Dankbar bin ich, dass ich davon leben kann, darüber zu schreiben, was mich interessiert — ohne PR-Aufträge nebenher. Das erlaubt mir auch, meine eigenen Blogs ohne Gewinnabsicht zu führen oder für Redaktionen zu arbeiten, die nicht viel zahlen können. Dankbar bin ich auch für die gute Zusammenarbeit mit vielen Redaktionen. Zwei standen mir kürzlich auch bei einem Rechtsstreit beiseite und hielten den Rücken frei. Ohne solche Deckung ist das Publizieren heute ein russisches Roulette. Ob berechtigt oder unberechtigt: motivierte und finanzstarke Kläger können immer Ärger machen. Dagegen hilft nur Rückgrat, eine Haltung. In den letzten 10 Jahren musste ich es aber schon mehrfach erleben, dass solche Redaktionen geschlossen wurden, weil sich ihr Journalismus nach Auffassung der Verleger nicht lohnte.

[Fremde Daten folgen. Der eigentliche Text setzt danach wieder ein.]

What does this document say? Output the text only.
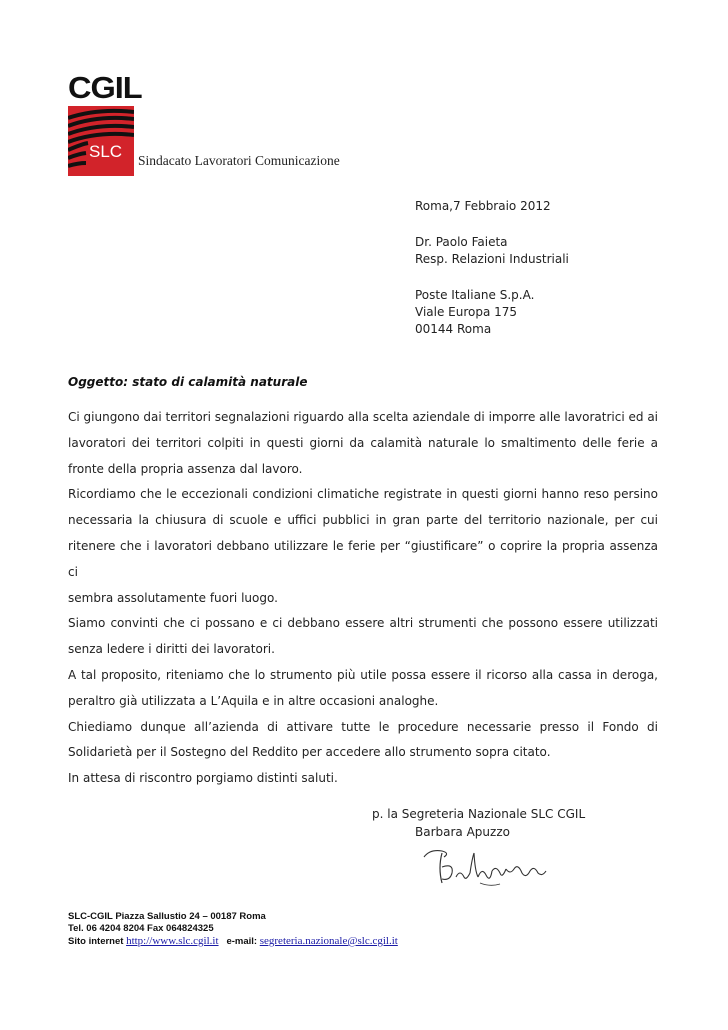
CGIL
SLC Sindacato Lavoratori Comunicazione
Roma,7 Febbraio 2012
Dr. Paolo Faieta
Resp. Relazioni Industriali
Poste Italiane S.p.A.
Viale Europa 175
00144 Roma
Oggetto: stato di calamità naturale

Ci giungono dai territori segnalazioni riguardo alla scelta aziendale di imporre alle lavoratrici ed ai

lavoratori dei territori colpiti in questi giorni da calamità naturale lo smaltimento delle ferie a

fronte della propria assenza dal lavoro.

Ricordiamo che le eccezionali condizioni climatiche registrate in questi giorni hanno reso persino

necessaria la chiusura di scuole e uffici pubblici in gran parte del territorio nazionale, per cui

ritenere che i lavoratori debbano utilizzare le ferie per “giustificare” o coprire la propria assenza ci

sembra assolutamente fuori luogo.

Siamo convinti che ci possano e ci debbano essere altri strumenti che possono essere utilizzati

senza ledere i diritti dei lavoratori.

A tal proposito, riteniamo che lo strumento più utile possa essere il ricorso alla cassa in deroga,

peraltro già utilizzata a L’Aquila e in altre occasioni analoghe.

Chiediamo dunque all’azienda di attivare tutte le procedure necessarie presso il Fondo di

Solidarietà per il Sostegno del Reddito per accedere allo strumento sopra citato.

In attesa di riscontro porgiamo distinti saluti.

p. la Segreteria Nazionale SLC CGIL
Barbara Apuzzo
SLC-CGIL Piazza Sallustio 24 – 00187 Roma
Tel. 06 4204 8204 Fax 064824325
Sito internet http://www.slc.cgil.it e-mail: segreteria.nazionale@slc.cgil.it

Sorgen macht mir auch, wenn unreflektiert die Verschärfung oder die Reduzierung von Urheberrechtsdurchsetzungen gefordert werden. Was 70 Jahre nach meinem Tod mit meinen Texten passiert, die oft schon nach einem Tag nicht mehr vermarktbar sind, weil sie aktuell geschrieben wurden, ist jenseits jeder rationellen Überlegung. Dass man heute immer noch nicht Kästners Augenzeugenbericht der Bücherverbrennung zum Jahrestag wiedergeben kann, ist nicht erst durch das Internet widersinnig geworden. Gleichzeitig sehe ich auch auf der Gegenseite wenig valide Konzepte. Eine reine Pauschalfinanzierung ist gerade in Zeiten des Internets nicht durchsetzbar, da die Urheberrechtsmärkte nicht mehr fein säuberlich getrennt sind. Und Konstrukte, die auf die Unterscheidung zwischen „kommerziell“ und „privat“ aufbauen, sind im Zeitalter der Aggregation weitgehend sinnlos. Dieser Punkt betrifft genau so die Vorstellungen der Piratenpartei wie die der Leistungsschutzrechtslobby.

Ach ja: Das Leistungsschutzrecht hilft mir nicht und selbst wenn es das ein bisschen täte, würde ich es immer noch ablehnen. Aber da ich nicht für Springer arbeite, ist auch das kein wirklicher Gegensatz zu meinen „Verwertern“.